Ebola isn’t contagious until after symptoms appear, which can initially include high fever and muscle pain and later profuse bleeding and vomiting. Symptoms can take anywhere from two days to several weeks to appear, and the man will be monitored for up to two weeks. For now, the man technically isn’t a patient, but if he does become sick, he’ll be transferred to the center’s Biocontainment Unit. At that point, UNMC has said, it will begin to provide regular updates on his condition.
This wouldn’t be the first encounter UNMC has had with Ebola. During the most widespread Ebola outbreak to date, which sickened nearly 30,000 people and killed over 11,000 between 2014 to 2016, doctors at the center treated and monitored several people who had contracted or been exposed to the disease. And the state is one of the few to have a dedicated biocontainment unit.
It should go without saying that the man isn’t considered a risk to anyone else’s health in the U.S., if not for the fact that plenty of people and even government officials collectively panicked the last time the virus made it to the States.
The current outbreak in the DRC isn’t as far-reaching as the 2014 outbreak, which mostly affected West Africa, but it’s already become the second largest outbreak in the known history of the virus. According to the World Health Organization, at least 591 people are suspected or confirmed to have come down with Ebola, while at least 357 have died as a result. And despite the greater availability of a experimental vaccine and experimental drugs during this outbreak, outside factors have aided its spread.

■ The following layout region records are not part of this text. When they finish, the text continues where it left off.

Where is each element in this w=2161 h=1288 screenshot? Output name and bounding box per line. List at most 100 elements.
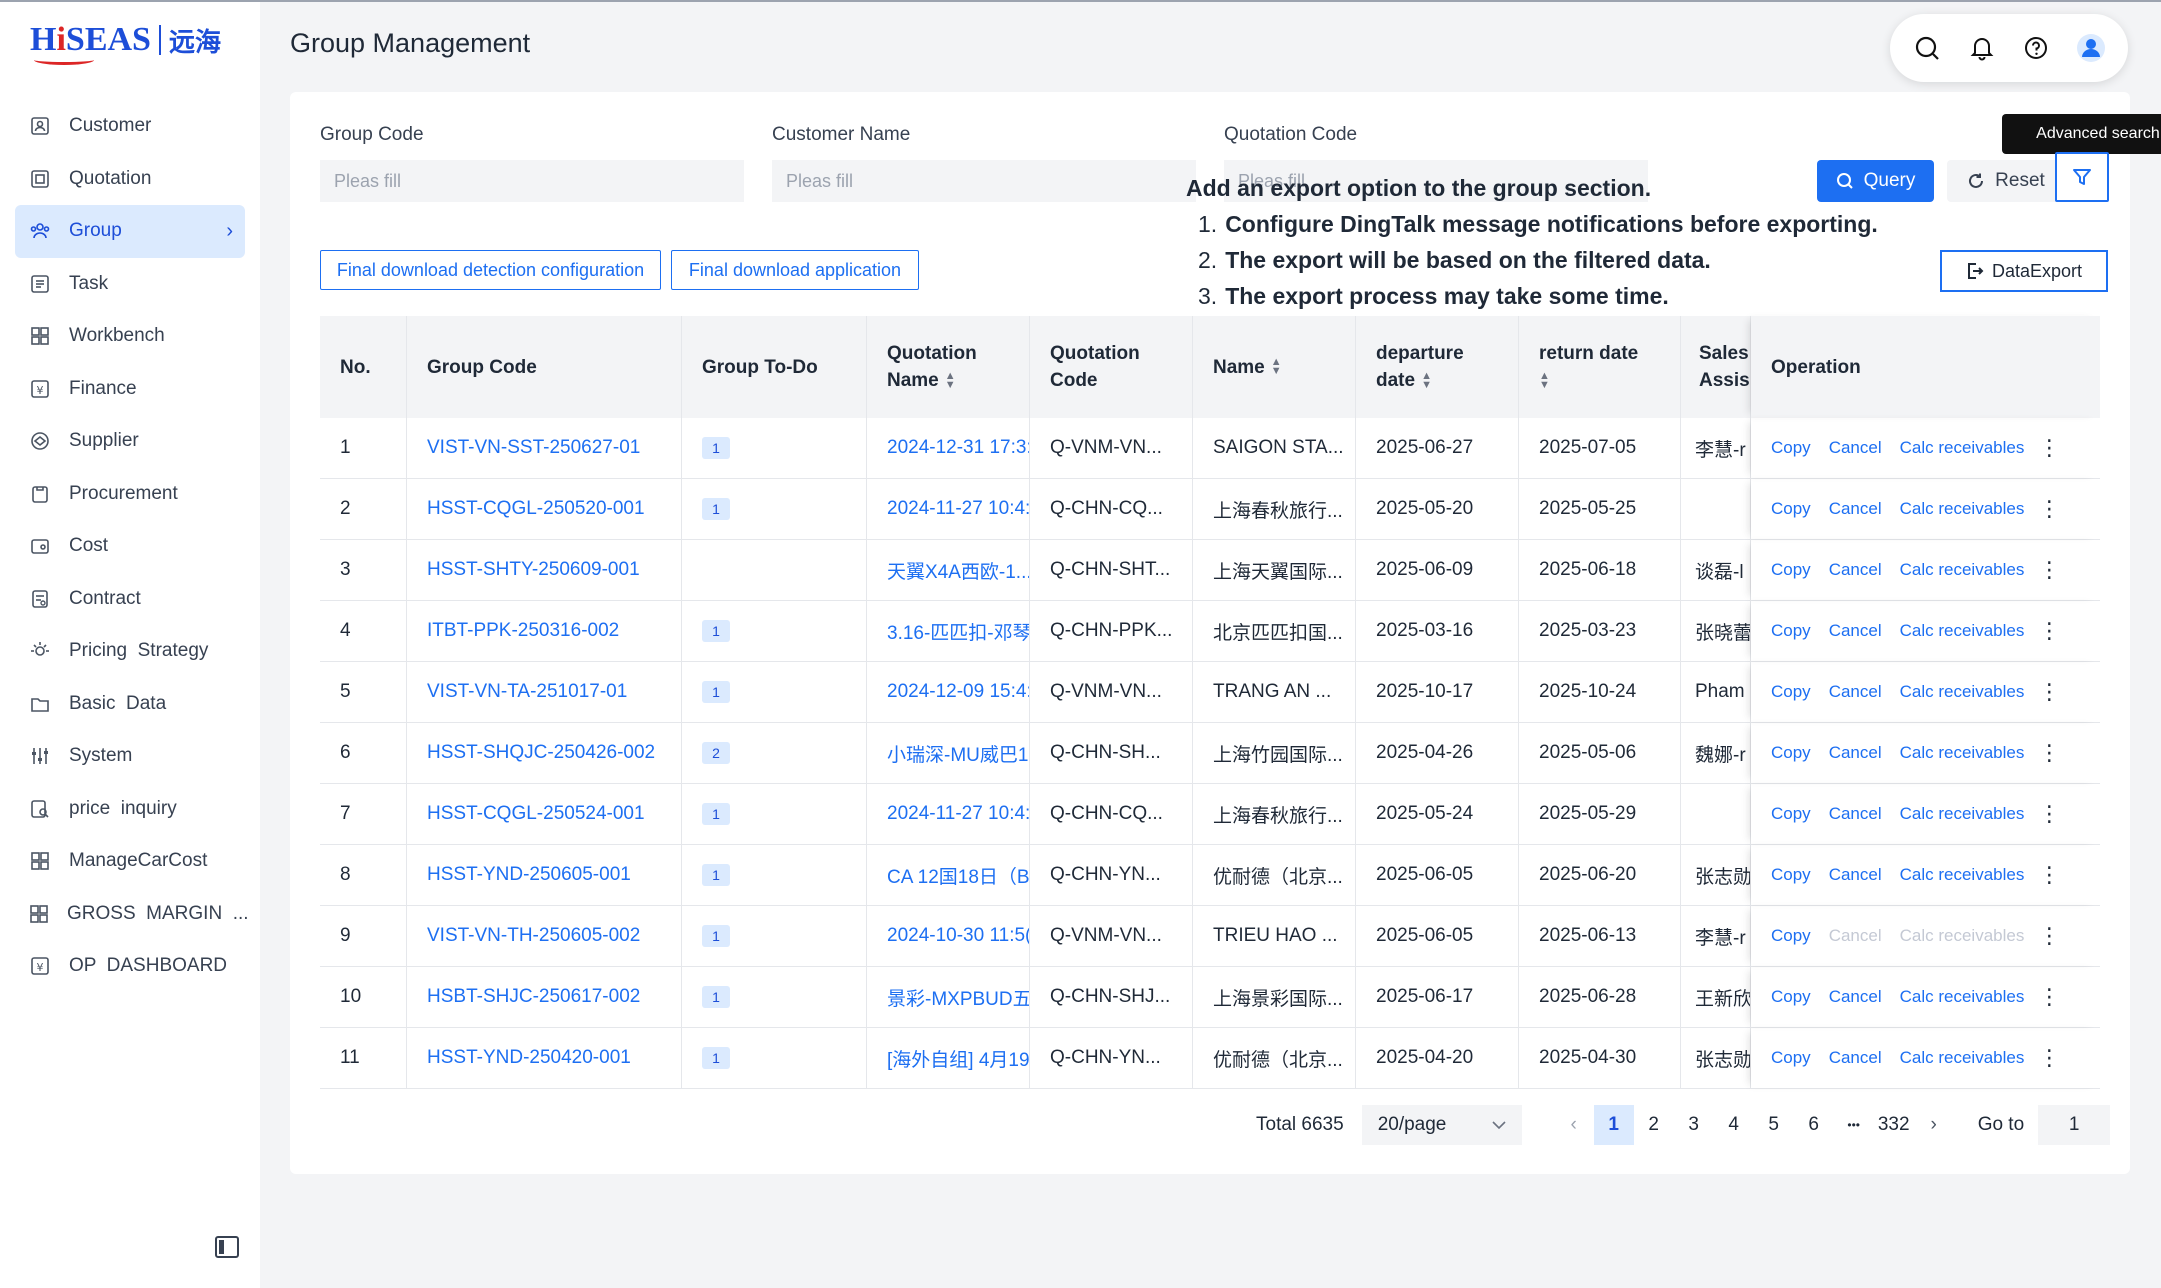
copy-button[interactable]: Copy	[1771, 743, 1811, 763]
sidebar-item-quotation[interactable]: Quotation	[15, 153, 245, 206]
quotation-name-link[interactable]: 2024-12-31 17:3:	[887, 437, 1029, 459]
group-code-link[interactable]: ITBT-PPK-250316-002	[427, 620, 619, 642]
data-export-button[interactable]: DataExport	[1940, 250, 2108, 292]
cancel-button[interactable]: Cancel	[1829, 560, 1882, 580]
page-3[interactable]: 3	[1674, 1105, 1714, 1145]
cell-quotation-name[interactable]: 2024-10-30 11:5(	[867, 906, 1030, 966]
more-options-icon[interactable]: ⋮	[2038, 679, 2060, 705]
quotation-name-link[interactable]: 2024-11-27 10:4:	[887, 498, 1029, 520]
cell-quotation-name[interactable]: CA 12国18日（BL	[867, 845, 1030, 905]
advanced-search-button[interactable]	[2055, 152, 2109, 202]
sidebar-item-supplier[interactable]: Supplier	[15, 415, 245, 468]
copy-button[interactable]: Copy	[1771, 1048, 1811, 1068]
cell-quotation-name[interactable]: [海外自组] 4月19[	[867, 1028, 1030, 1088]
page-1[interactable]: 1	[1593, 1105, 1634, 1145]
sidebar-item-task[interactable]: Task	[15, 258, 245, 311]
cell-group-code[interactable]: HSST-YND-250605-001	[407, 845, 682, 905]
cell-group-code[interactable]: ITBT-PPK-250316-002	[407, 601, 682, 661]
cancel-button[interactable]: Cancel	[1829, 743, 1882, 763]
goto-page-input[interactable]: 1	[2038, 1105, 2111, 1145]
page-last[interactable]: 332	[1874, 1105, 1914, 1145]
cell-group-code[interactable]: HSST-SHTY-250609-001	[407, 540, 682, 600]
group-code-link[interactable]: HSST-SHQJC-250426-002	[427, 742, 655, 764]
copy-button[interactable]: Copy	[1771, 804, 1811, 824]
cell-group-code[interactable]: VIST-VN-TH-250605-002	[407, 906, 682, 966]
sidebar-item-workbench[interactable]: Workbench	[15, 310, 245, 363]
group-code-link[interactable]: HSST-YND-250420-001	[427, 1047, 631, 1069]
quotation-name-link[interactable]: CA 12国18日（BL	[887, 862, 1029, 889]
todo-badge[interactable]: 1	[702, 620, 730, 642]
copy-button[interactable]: Copy	[1771, 926, 1811, 946]
more-options-icon[interactable]: ⋮	[2038, 801, 2060, 827]
more-options-icon[interactable]: ⋮	[2038, 1045, 2060, 1071]
calc-receivables-button[interactable]: Calc receivables	[1900, 987, 2025, 1007]
cancel-button[interactable]: Cancel	[1829, 499, 1882, 519]
prev-page-icon[interactable]: ‹	[1554, 1105, 1594, 1145]
more-options-icon[interactable]: ⋮	[2038, 862, 2060, 888]
sort-icon[interactable]: ▲ ▼	[945, 370, 956, 390]
more-options-icon[interactable]: ⋮	[2038, 984, 2060, 1010]
sidebar-item-finance[interactable]: ¥ Finance	[15, 363, 245, 416]
quotation-name-link[interactable]: 2024-11-27 10:4:	[887, 803, 1029, 825]
cell-quotation-name[interactable]: 天翼X4A西欧-1...	[867, 540, 1030, 600]
page-6[interactable]: 6	[1794, 1105, 1834, 1145]
group-code-link[interactable]: VIST-VN-TA-251017-01	[427, 681, 627, 703]
group-code-link[interactable]: HSST-YND-250605-001	[427, 864, 631, 886]
page-4[interactable]: 4	[1714, 1105, 1754, 1145]
next-page-icon[interactable]: ›	[1914, 1105, 1954, 1145]
todo-badge[interactable]: 1	[702, 1047, 730, 1069]
group-code-link[interactable]: HSST-CQGL-250524-001	[427, 803, 645, 825]
cell-quotation-name[interactable]: 3.16-匹匹扣-邓琴	[867, 601, 1030, 661]
sidebar-item-contract[interactable]: Contract	[15, 573, 245, 626]
cell-quotation-name[interactable]: 2024-12-09 15:4:	[867, 662, 1030, 722]
sort-icon[interactable]: ▲ ▼	[1421, 370, 1432, 390]
sidebar-item-managecarcost[interactable]: ManageCarCost	[15, 835, 245, 888]
sidebar-item-pricing-strategy[interactable]: Pricing Strategy	[15, 625, 245, 678]
header-quotation-name[interactable]: Quotation Name ▲ ▼	[867, 316, 1030, 418]
cancel-button[interactable]: Cancel	[1829, 987, 1882, 1007]
calc-receivables-button[interactable]: Calc receivables	[1900, 743, 2025, 763]
group-code-input[interactable]: Pleas fill	[320, 160, 744, 202]
sidebar-item-price-inquiry[interactable]: price inquiry	[15, 783, 245, 836]
copy-button[interactable]: Copy	[1771, 560, 1811, 580]
copy-button[interactable]: Copy	[1771, 621, 1811, 641]
help-icon[interactable]	[2015, 27, 2057, 69]
cancel-button[interactable]: Cancel	[1829, 438, 1882, 458]
header-name[interactable]: Name ▲ ▼	[1193, 316, 1356, 418]
cell-quotation-name[interactable]: 2024-11-27 10:4:	[867, 479, 1030, 539]
sort-icon[interactable]: ▲ ▼	[1271, 357, 1282, 377]
group-code-link[interactable]: HSBT-SHJC-250617-002	[427, 986, 640, 1008]
final-download-application-button[interactable]: Final download application	[671, 250, 919, 290]
sidebar-item-basic-data[interactable]: Basic Data	[15, 678, 245, 731]
cell-group-code[interactable]: HSST-SHQJC-250426-002	[407, 723, 682, 783]
search-icon[interactable]	[1906, 27, 1948, 69]
cancel-button[interactable]: Cancel	[1829, 621, 1882, 641]
todo-badge[interactable]: 1	[702, 437, 730, 459]
sidebar-item-system[interactable]: System	[15, 730, 245, 783]
calc-receivables-button[interactable]: Calc receivables	[1900, 621, 2025, 641]
cell-quotation-name[interactable]: 2024-12-31 17:3:	[867, 418, 1030, 478]
calc-receivables-button[interactable]: Calc receivables	[1900, 804, 2025, 824]
todo-badge[interactable]: 1	[702, 986, 730, 1008]
copy-button[interactable]: Copy	[1771, 865, 1811, 885]
customer-name-input[interactable]: Pleas fill	[772, 160, 1196, 202]
quotation-name-link[interactable]: 3.16-匹匹扣-邓琴	[887, 618, 1029, 645]
hiseas-logo[interactable]: HiSEAS 远海	[30, 18, 221, 65]
copy-button[interactable]: Copy	[1771, 499, 1811, 519]
final-download-detection-button[interactable]: Final download detection configuration	[320, 250, 661, 290]
calc-receivables-button[interactable]: Calc receivables	[1900, 560, 2025, 580]
cancel-button[interactable]: Cancel	[1829, 1048, 1882, 1068]
cell-group-code[interactable]: HSST-CQGL-250520-001	[407, 479, 682, 539]
sort-icon[interactable]: ▲ ▼	[1539, 370, 1550, 390]
page-5[interactable]: 5	[1754, 1105, 1794, 1145]
more-options-icon[interactable]: ⋮	[2038, 618, 2060, 644]
group-code-link[interactable]: VIST-VN-SST-250627-01	[427, 437, 640, 459]
calc-receivables-button[interactable]: Calc receivables	[1900, 1048, 2025, 1068]
page-size-select[interactable]: 20/page	[1361, 1105, 1522, 1145]
bell-icon[interactable]	[1961, 27, 2003, 69]
sidebar-item-gross-margin[interactable]: GROSS MARGIN ...	[15, 888, 249, 941]
page-ellipsis[interactable]: •••	[1834, 1105, 1874, 1145]
cancel-button[interactable]: Cancel	[1829, 804, 1882, 824]
group-code-link[interactable]: HSST-CQGL-250520-001	[427, 498, 645, 520]
quotation-name-link[interactable]: 2024-10-30 11:5(	[887, 925, 1029, 947]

Much of the DRC is embroiled in violence, with constant conflict between rebel militias and the government. That’s made it hard for health care workers to track potential chains of transmission, vaccinate people at risk, and reach patients in time to treat them (most recently, a conflict between protesters and government troops led to patients and staff fleeing a government health center in Beni). The U.S. has, to much criticism from public health experts, pulled back its government medical personnel from the DRC, citing security risks over the violence.
While the World Health Organization reports there are signs that the latest wave of cases has begun to die down in some areas, there’s also still the chance the outbreak may spread elsewhere, even beyond the borders of the DRC.